Award-winning author, Robert Thornhill, began writing at the age of sixty-six and in six short years has penned twenty-two novels in the Lady Justice mystery/comedy series, the seven volume Rainbow Road series of chapter books for children, a cookbook and a mini-autobiography.
Lady Justice and the Sting, Lady Justice and Dr. Death, Lady Justice and the Vigilante, Lady Justice and the Candidate, Lady Justice and the Book Club Murders, Lady Justice and the Cruise Ship Murders, Lady Justice and the Vet and Lady Justice and the Pharaoh’s Curse won the Pinnacle Award for the best new mystery novels of Fall 2011, Winter 2012, Summer 2012, Fall 2012, Spring of 2013, Summer of 2013, Spring of 2014 and Fall of 2014 from the National Association of Book Entrepreneurs.
Nine volumes in the series reached #1 on Amazon in the past twelve months.
Many of Walt’s adventures in the Lady Justice series are anecdotal and based on Robert’s real life.
Although Robert holds a master’s in psychology, he has never taken a course in writing and has never learned to type. All 33 of his published books were typed with one finger and a thumb!
His wit and insight come from his varied occupations, including thirty-three years as a real estate broker. He lives with his wife, Peg, in Independence, Missouri.

    Book Review

Reviewed by Lee Ashford for Readers' Favorite

Lady Justice and the Sting by Robert Thornhill provides another dose of the author’s trademark mystery/comedy entertainment. There is a bittersweet aspect to this one, however. While the story itself is fiction, the premise on which it is based is all too real. The story is good entertainment, but the reality is tragic and scandalous. Walt Williams finds himself involved in a multiple homicide which quickly illuminates a far deeper crime of widespread avarice in seemingly unlikely places ... at least to Walt’s way of thinking. Our intrepid patrolman has some of his most fundamental beliefs shaken to the core, as an intricate web of deceit, greed and pervasive malfeasance is unveiled during the investigation. Readers of this well-written and well-researched story likely will also find themselves rethinking a lot of things they’ve assumed throughout their lives.

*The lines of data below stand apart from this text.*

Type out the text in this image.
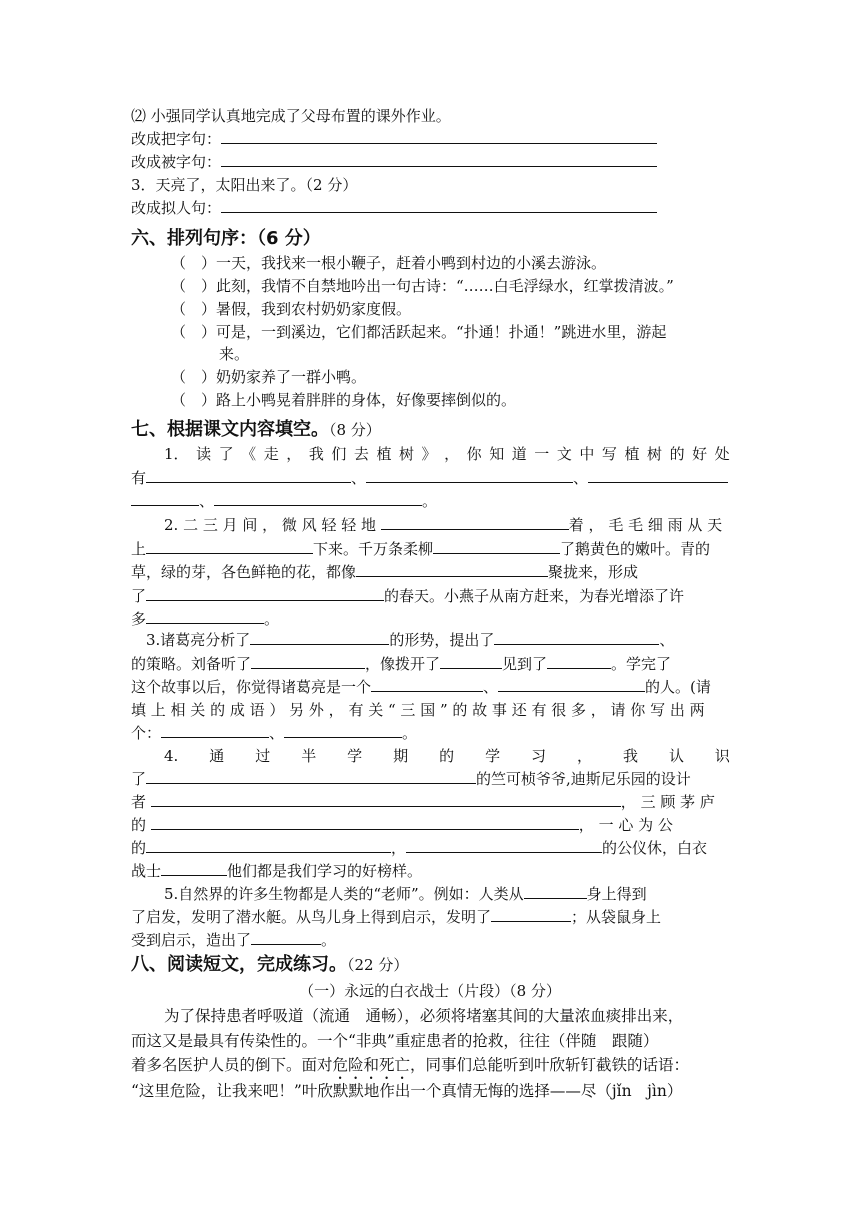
⑵ 小强同学认真地完成了父母布置的课外作业。
改成把字句：
改成被字句：
3．天亮了，太阳出来了。（2 分）
改成拟人句：
六、排列句序：（6 分）
（　）一天，我找来一根小鞭子，赶着小鸭到村边的小溪去游泳。
（　）此刻，我情不自禁地吟出一句古诗：“……白毛浮绿水，红掌拨清波。”
（　）暑假，我到农村奶奶家度假。
（　）可是，一到溪边，它们都活跃起来。“扑通！扑通！”跳进水里，游起
来。
（　）奶奶家养了一群小鸭。
（　）路上小鸭晃着胖胖的身体，好像要摔倒似的。
七、根据课文内容填空。（8 分）
1． 读 了 《 走 ， 我 们 去 植 树 》 ， 你 知 道 一 文 中 写 植 树 的 好 处
有	、	、
、	。
2. 二 三 月 间 ， 微 风 轻 轻 地	着 ， 毛 毛 细 雨 从 天
上	下来。千万条柔柳	了鹅黄色的嫩叶。青的
草，绿的芽，各色鲜艳的花，都像	聚拢来，形成
了	的春天。小燕子从南方赶来，为春光增添了许
多	。
3.诸葛亮分析了	的形势，提出了	、
的策略。刘备听了	，像拨开了	见到了	。学完了
这个故事以后，你觉得诸葛亮是一个	、	的人。(请
填 上 相 关 的 成 语 ） 另 外 ， 有 关 “ 三 国 ” 的 故 事 还 有 很 多 ， 请 你 写 出 两
个：	、	。
4. 通 过 半 学 期 的 学 习 ， 我 认 识
了	的竺可桢爷爷,迪斯尼乐园的设计
者	， 三 顾 茅 庐
的	， 一 心 为 公
的	，	的公仪休，白衣
战士	他们都是我们学习的好榜样。
5.自然界的许多生物都是人类的“老师”。例如：人类从	身上得到
了启发，发明了潜水艇。从鸟儿身上得到启示，发明了	；从袋鼠身上
受到启示，造出了	。
八、阅读短文，完成练习。（22 分）
（一）永远的白衣战士（片段）（8 分）
为了保持患者呼吸道（流通　通畅），必须将堵塞其间的大量浓血痰排出来，
而这又是最具有传染性的。一个“非典”重症患者的抢救，往往（伴随　跟随）
着多名医护人员的倒下。面对危险和死亡，同事们总能听到叶欣斩钉截铁的话语：
“这里危险，让我来吧！”叶欣默默地作出一个真情无悔的选择——尽（jǐn　jìn）
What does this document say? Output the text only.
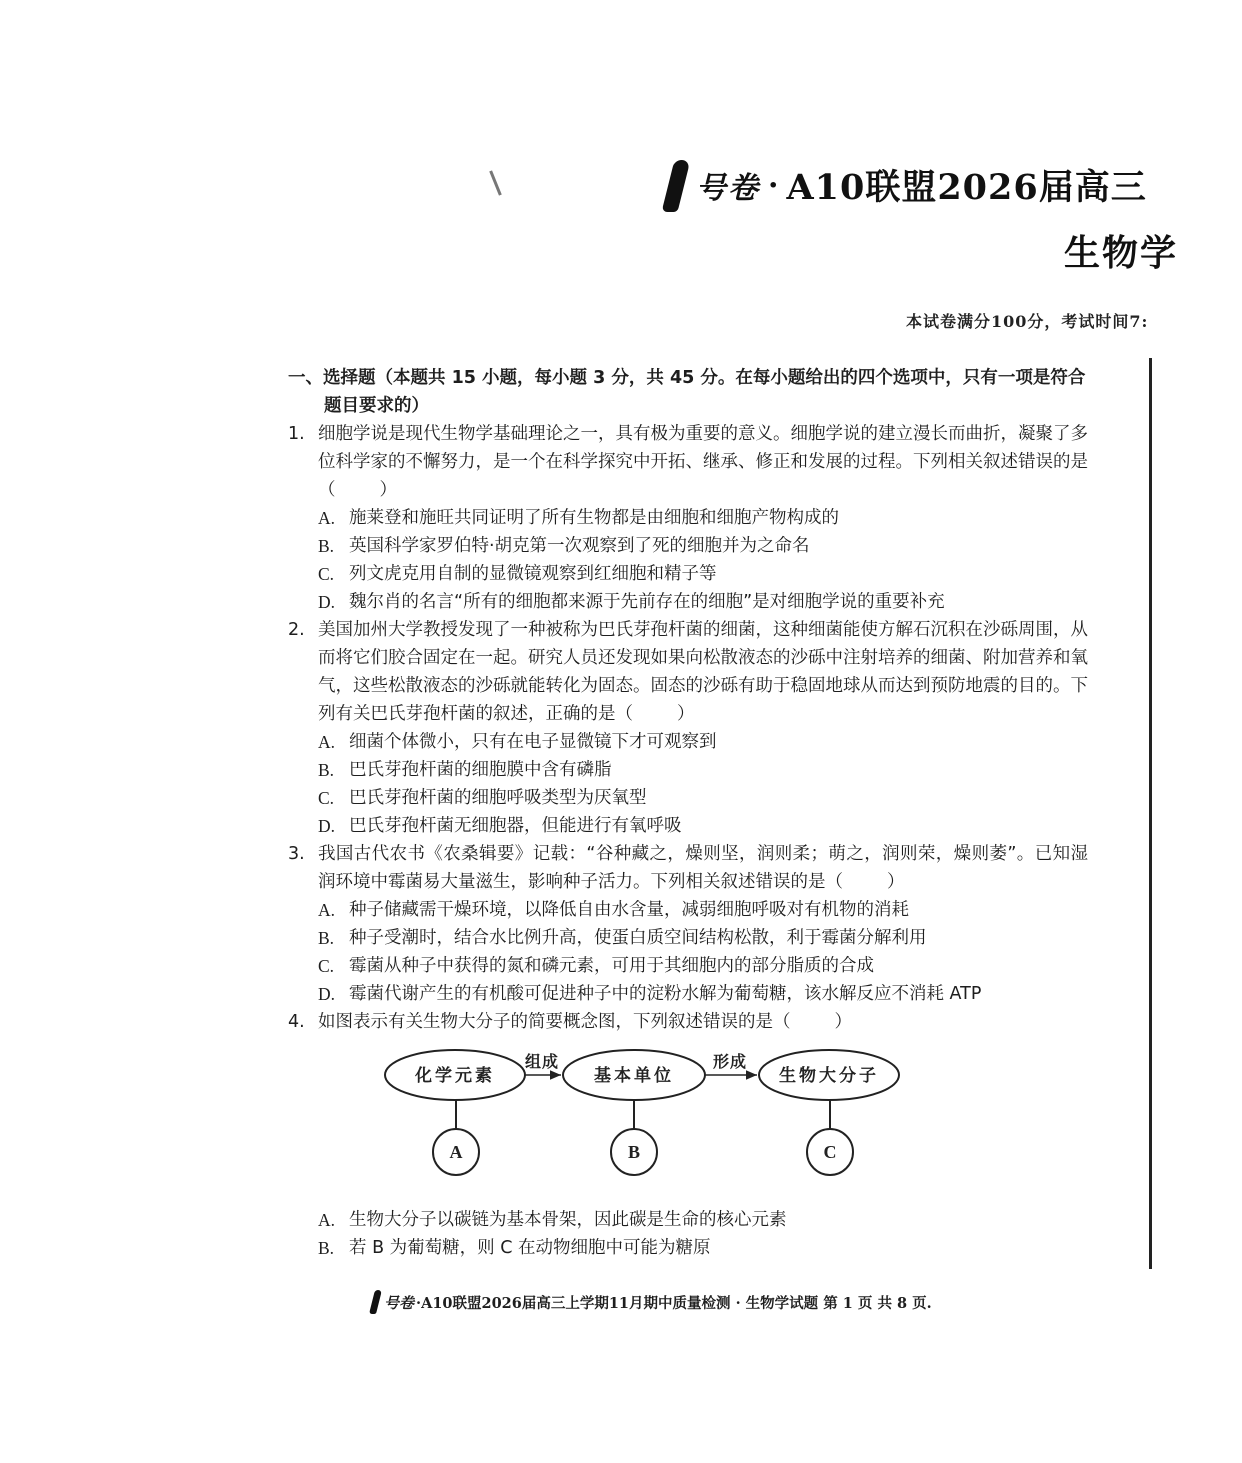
号卷 · A10联盟2026届高三
生物学
本试卷满分100分，考试时间7:
一、选择题（本题共 15 小题，每小题 3 分，共 45 分。在每小题给出的四个选项中，只有一项是符合题目要求的）
1. 细胞学说是现代生物学基础理论之一，具有极为重要的意义。细胞学说的建立漫长而曲折，凝聚了多位科学家的不懈努力，是一个在科学探究中开拓、继承、修正和发展的过程。下列相关叙述错误的是（	）
A. 施莱登和施旺共同证明了所有生物都是由细胞和细胞产物构成的
B. 英国科学家罗伯特·胡克第一次观察到了死的细胞并为之命名
C. 列文虎克用自制的显微镜观察到红细胞和精子等
D. 魏尔肖的名言“所有的细胞都来源于先前存在的细胞”是对细胞学说的重要补充
2. 美国加州大学教授发现了一种被称为巴氏芽孢杆菌的细菌，这种细菌能使方解石沉积在沙砾周围，从而将它们胶合固定在一起。研究人员还发现如果向松散液态的沙砾中注射培养的细菌、附加营养和氧气，这些松散液态的沙砾就能转化为固态。固态的沙砾有助于稳固地球从而达到预防地震的目的。下列有关巴氏芽孢杆菌的叙述，正确的是（	）
A. 细菌个体微小，只有在电子显微镜下才可观察到
B. 巴氏芽孢杆菌的细胞膜中含有磷脂
C. 巴氏芽孢杆菌的细胞呼吸类型为厌氧型
D. 巴氏芽孢杆菌无细胞器，但能进行有氧呼吸
3. 我国古代农书《农桑辑要》记载：“谷种藏之，燥则坚，润则柔；萌之，润则荣，燥则萎”。已知湿润环境中霉菌易大量滋生，影响种子活力。下列相关叙述错误的是（	）
A. 种子储藏需干燥环境，以降低自由水含量，减弱细胞呼吸对有机物的消耗
B. 种子受潮时，结合水比例升高，使蛋白质空间结构松散，利于霉菌分解利用
C. 霉菌从种子中获得的氮和磷元素，可用于其细胞内的部分脂质的合成
D. 霉菌代谢产生的有机酸可促进种子中的淀粉水解为葡萄糖，该水解反应不消耗 ATP
4. 如图表示有关生物大分子的简要概念图，下列叙述错误的是（	）
化学元素	基本单位	生物大分子
组成	形成
A	B	C
A. 生物大分子以碳链为基本骨架，因此碳是生命的核心元素
B. 若 B 为葡萄糖，则 C 在动物细胞中可能为糖原
号卷 ·A10联盟2026届高三上学期11月期中质量检测 · 生物学试题 第 1 页 共 8 页.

Lady Justice and the Sting superbly demonstrates Robert Thornhill’s talent for cleverly fusing mystery and comedy into a delightfully entertaining experience. Thornhill seems to know exactly when to insert a bit of humor into an otherwise distressing sequence of events. He also seems to know how to insert that levity without breaking the continuity of the story, and that is a much-appreciated skill, as far as this reader is concerned. There are many reasons a person should read Lady Justice and the Sting. The story is engaging. The writing is impeccable. The characters are easy to like, warts and all. The action is spontaneous, if just slightly beyond the realm of strict believability – as it should be. But perhaps the most compelling reason to read this book is to enlighten oneself to some very serious breaches of human decency, which we seem more comfortable ignoring than confronting.